Molecular mechanism of mitochondrial phosphatidate transfer by Ups1

Cardiolipin, an essential mitochondrial physiological regulator, is synthesized from phosphatidic acid (PA) in the inner mitochondrial membrane (IMM). PA is synthesized in the endoplasmic reticulum and transferred to the IMM via the outer mitochondrial membrane (OMM) under mediation by the Ups1/Mdm35 protein family. Despite the availability of numerous crystal structures, the detailed mechanism underlying PA transfer between mitochondrial membranes remains unclear. Here, a model of Ups1/Mdm35-membrane interaction is established using combined crystallographic data, all-atom molecular dynamics simulations, extensive structural comparisons, and biophysical assays. The alpha 2-loop, L2-loop, and alpha 3 helix of Ups1 mediate membrane interactions. Moreover, non-complexed Ups1 on membranes is found to be a key transition state for PA transfer.
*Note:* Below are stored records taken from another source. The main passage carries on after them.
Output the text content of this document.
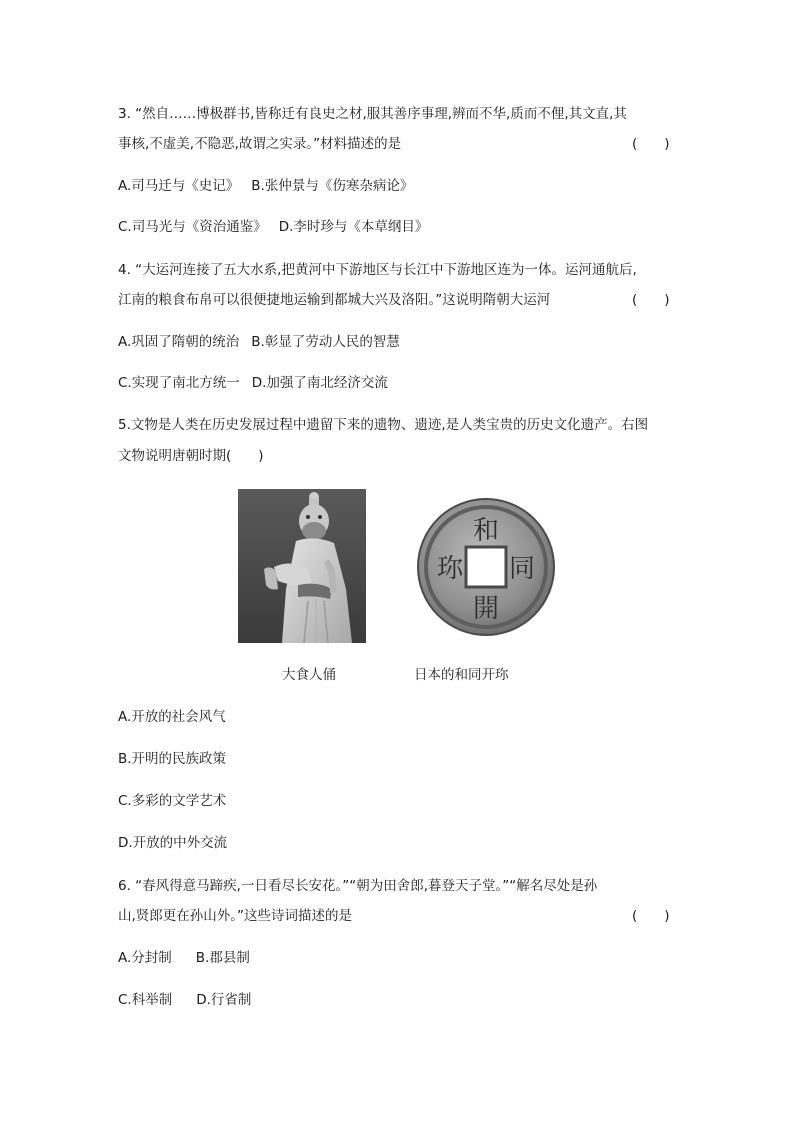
3. “然自……博极群书,皆称迁有良史之材,服其善序事理,辨而不华,质而不俚,其文直,其
事核,不虚美,不隐恶,故谓之实录。”材料描述的是	(　　)
A.司马迁与《史记》 B.张仲景与《伤寒杂病论》
C.司马光与《资治通鉴》 D.李时珍与《本草纲目》
4. “大运河连接了五大水系,把黄河中下游地区与长江中下游地区连为一体。运河通航后,
江南的粮食布帛可以很便捷地运输到都城大兴及洛阳。”这说明隋朝大运河	(　　)
A.巩固了隋朝的统治 B.彰显了劳动人民的智慧
C.实现了南北方统一 D.加强了南北经济交流
5.文物是人类在历史发展过程中遗留下来的遗物、遗迹,是人类宝贵的历史文化遗产。右图
文物说明唐朝时期(　　)
和
同
開
珎
大食人俑	日本的和同开珎
A.开放的社会风气
B.开明的民族政策
C.多彩的文学艺术
D.开放的中外交流
6. “春风得意马蹄疾,一日看尽长安花。”“朝为田舍郎,暮登天子堂。”“解名尽处是孙
山,贤郎更在孙山外。”这些诗词描述的是	(　　)
A.分封制 B.郡县制
C.科举制 D.行省制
The membrane-bound non-complexed Ups1/ membrane-bound Ups1 ratio, which can be regulated by environmental pH, is inversely correlated with the PA transfer activity of Ups1/Mdm35. These results demonstrate a new model of the fine conformational changes of Ups1/Mdm35 during PA transfer. Combining crystallographic data, MD simulations, mutagenesis, lipid transfer and liposome binding assays, Lu et al. determine the mechanism of PA transfer between mitochondrial membranes, mediated by the Ups1/Mdm35 protein family. In particular, they describe role of the conformational change of the omega loop or alpha 2 loop of Ups1 in the Ups1 PA transfer activity.